Quando arrivo al Circolo degli Artisti è già sold out, la sala è stracolma e tentare di raggiungere la transenna è un’impresa ardua. A luci spente i cinque mentori della crudeltà si sistemano sul palco per dare inizio a un live da effetto centrifuga.
Si inizia con “Direzioni Diverse” dall’ultimo lavoro A Sangue Freddo uscito lo scorso 30 ottobre, un album forse più morbido nel sound, ma crudo e diretto nelle liriche.
Il pubblico del Circolo degli Artisti è affamato, si ubriaca inerme della follia scaricata dal palco. Si abbandona alla musica e al ghigno di un mefistofele terreno che trascinato da una folla furente giunge fino in fondo al locale.
La scaletta si alterna tra nuovi e vecchi brani, quelli in cui il noise faceva da padrone. Pier Paolo Capovilla, con la sua voce dal tono dissacrante e provocatorio, ci accompagna in un viaggio sonoro che apre gli occhi e la mente.

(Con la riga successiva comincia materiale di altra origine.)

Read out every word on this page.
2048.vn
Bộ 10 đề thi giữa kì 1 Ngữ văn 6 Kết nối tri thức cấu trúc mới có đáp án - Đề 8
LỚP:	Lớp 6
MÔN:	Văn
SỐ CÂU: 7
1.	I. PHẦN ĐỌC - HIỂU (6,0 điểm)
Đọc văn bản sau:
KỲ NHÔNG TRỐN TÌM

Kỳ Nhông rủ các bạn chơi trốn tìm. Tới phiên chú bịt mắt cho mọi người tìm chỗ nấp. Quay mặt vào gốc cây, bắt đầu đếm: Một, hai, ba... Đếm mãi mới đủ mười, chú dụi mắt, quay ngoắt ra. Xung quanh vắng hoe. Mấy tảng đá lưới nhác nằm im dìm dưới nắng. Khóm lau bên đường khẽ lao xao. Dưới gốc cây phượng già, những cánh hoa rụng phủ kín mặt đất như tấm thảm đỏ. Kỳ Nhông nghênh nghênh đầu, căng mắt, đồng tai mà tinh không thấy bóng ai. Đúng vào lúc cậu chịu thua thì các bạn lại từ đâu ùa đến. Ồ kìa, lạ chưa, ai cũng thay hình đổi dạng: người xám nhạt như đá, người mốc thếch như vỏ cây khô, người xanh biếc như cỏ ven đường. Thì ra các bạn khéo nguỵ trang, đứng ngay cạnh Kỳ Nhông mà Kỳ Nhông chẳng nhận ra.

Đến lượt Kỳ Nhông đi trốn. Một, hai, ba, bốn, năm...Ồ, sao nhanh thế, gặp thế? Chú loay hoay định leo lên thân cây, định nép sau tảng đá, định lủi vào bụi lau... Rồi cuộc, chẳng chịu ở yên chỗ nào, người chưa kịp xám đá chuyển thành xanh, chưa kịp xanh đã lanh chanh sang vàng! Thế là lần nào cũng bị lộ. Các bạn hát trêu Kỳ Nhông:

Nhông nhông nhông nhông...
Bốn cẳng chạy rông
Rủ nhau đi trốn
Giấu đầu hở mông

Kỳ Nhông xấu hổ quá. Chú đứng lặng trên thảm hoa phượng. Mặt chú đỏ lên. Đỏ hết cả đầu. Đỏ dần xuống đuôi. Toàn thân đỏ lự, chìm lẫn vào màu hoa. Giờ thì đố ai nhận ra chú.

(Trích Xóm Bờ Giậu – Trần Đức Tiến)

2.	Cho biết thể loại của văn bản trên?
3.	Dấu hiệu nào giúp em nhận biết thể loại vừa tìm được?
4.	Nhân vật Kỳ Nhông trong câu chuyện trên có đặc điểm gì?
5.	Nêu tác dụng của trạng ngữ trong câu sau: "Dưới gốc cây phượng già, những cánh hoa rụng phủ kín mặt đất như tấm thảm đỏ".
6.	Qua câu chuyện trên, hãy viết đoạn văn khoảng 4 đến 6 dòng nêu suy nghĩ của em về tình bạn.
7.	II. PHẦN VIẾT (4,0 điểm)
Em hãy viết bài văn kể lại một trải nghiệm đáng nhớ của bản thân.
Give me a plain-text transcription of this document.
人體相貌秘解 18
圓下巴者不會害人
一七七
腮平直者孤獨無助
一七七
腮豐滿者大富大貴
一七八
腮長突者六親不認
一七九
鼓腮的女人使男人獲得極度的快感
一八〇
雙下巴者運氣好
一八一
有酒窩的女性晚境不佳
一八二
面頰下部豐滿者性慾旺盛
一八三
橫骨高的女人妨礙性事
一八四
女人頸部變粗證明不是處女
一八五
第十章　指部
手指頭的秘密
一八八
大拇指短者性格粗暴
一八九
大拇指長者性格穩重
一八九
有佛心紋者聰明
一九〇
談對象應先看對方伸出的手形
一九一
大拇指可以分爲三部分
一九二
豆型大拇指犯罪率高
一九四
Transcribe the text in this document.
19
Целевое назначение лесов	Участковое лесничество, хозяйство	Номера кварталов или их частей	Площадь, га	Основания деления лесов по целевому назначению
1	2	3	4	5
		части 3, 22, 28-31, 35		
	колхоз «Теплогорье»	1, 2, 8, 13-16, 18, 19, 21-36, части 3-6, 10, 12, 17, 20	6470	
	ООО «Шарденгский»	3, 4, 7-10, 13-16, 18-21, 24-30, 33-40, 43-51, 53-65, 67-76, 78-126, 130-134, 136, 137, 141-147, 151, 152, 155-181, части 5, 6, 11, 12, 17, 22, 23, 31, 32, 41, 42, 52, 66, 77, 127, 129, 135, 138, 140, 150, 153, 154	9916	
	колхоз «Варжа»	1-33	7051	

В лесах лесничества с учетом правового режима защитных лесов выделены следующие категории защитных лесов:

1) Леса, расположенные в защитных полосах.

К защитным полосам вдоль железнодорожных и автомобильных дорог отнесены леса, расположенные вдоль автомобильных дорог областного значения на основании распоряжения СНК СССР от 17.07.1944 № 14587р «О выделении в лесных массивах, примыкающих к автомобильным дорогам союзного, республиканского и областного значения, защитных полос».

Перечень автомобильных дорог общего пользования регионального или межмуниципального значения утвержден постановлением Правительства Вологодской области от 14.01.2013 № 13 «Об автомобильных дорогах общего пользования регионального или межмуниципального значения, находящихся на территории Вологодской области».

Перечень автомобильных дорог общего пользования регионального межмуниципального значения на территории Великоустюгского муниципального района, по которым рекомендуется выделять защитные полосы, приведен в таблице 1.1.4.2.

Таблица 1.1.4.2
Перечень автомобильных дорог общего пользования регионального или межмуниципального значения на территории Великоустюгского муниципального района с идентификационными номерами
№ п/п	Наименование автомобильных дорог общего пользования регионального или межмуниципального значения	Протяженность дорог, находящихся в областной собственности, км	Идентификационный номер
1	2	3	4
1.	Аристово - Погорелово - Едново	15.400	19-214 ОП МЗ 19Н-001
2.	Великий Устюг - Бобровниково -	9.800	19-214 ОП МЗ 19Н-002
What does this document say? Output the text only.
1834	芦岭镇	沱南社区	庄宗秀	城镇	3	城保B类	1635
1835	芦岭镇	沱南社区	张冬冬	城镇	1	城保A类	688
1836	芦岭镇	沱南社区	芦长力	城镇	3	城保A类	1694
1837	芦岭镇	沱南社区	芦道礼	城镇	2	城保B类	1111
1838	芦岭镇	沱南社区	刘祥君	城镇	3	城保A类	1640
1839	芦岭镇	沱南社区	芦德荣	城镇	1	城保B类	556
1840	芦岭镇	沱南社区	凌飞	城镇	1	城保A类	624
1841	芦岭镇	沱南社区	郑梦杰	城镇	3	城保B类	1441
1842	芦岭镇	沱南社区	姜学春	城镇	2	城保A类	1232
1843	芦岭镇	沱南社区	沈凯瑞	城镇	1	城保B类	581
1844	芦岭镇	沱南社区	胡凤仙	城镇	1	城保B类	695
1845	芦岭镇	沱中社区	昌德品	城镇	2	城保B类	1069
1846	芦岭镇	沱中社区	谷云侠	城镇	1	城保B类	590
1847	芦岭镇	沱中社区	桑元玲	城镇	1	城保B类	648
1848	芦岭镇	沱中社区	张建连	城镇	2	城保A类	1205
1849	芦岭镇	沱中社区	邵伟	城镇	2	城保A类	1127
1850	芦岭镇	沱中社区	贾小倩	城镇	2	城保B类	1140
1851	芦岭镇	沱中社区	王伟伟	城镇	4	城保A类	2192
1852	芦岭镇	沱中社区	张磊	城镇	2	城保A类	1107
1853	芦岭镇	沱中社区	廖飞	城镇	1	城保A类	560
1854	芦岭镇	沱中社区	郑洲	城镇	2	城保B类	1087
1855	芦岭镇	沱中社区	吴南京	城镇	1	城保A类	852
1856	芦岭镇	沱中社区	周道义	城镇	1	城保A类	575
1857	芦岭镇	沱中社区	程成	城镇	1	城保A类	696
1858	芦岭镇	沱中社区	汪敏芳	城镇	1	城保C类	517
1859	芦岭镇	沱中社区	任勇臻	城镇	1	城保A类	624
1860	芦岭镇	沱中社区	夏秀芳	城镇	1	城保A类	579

I seguaci di Ataurd esprimono la loro teatralità nella fusione dei principali linguaggi della messa in scena: il gesto, il movimento, il suono e la parola. “Utilizzare il grottesco, l’orrendo e il dolore per aggredire il pubblico”
“La canzone di Tom” e “Compagna Teresa” sono sicuramente i brani più amati, ma è durante “A Sangue Freddo” che la sala inizia a oscillare senza sosta. Il brano è un tributo a Ken Saro Wiwa, un poeta e attivista nigeriano che nei primi anni novanta, con la sua MOSOP (Movement for the Survival of the Ogoni People), si fece portavoce delle popolazioni del Delta del Niger contro le multinazionali petrolifere (accusate di abuso e inquinamento) e per questo fu giustiziato nel 1995.
Il live è folgorante e suona come tanti pugni in faccia: le scariche sonore di una chitarra possente, i ritmi cruenti di una batteria scatenata, la pienezza di un basso sicuro e la derisione di una voce narratrice.
Un breve bis in cui, attraverso “1000 Doses Of Love”, appagano gli aficionados dei One Dimensional Man che possono dire di aver assistito davvero ad un Carrarmato Rock.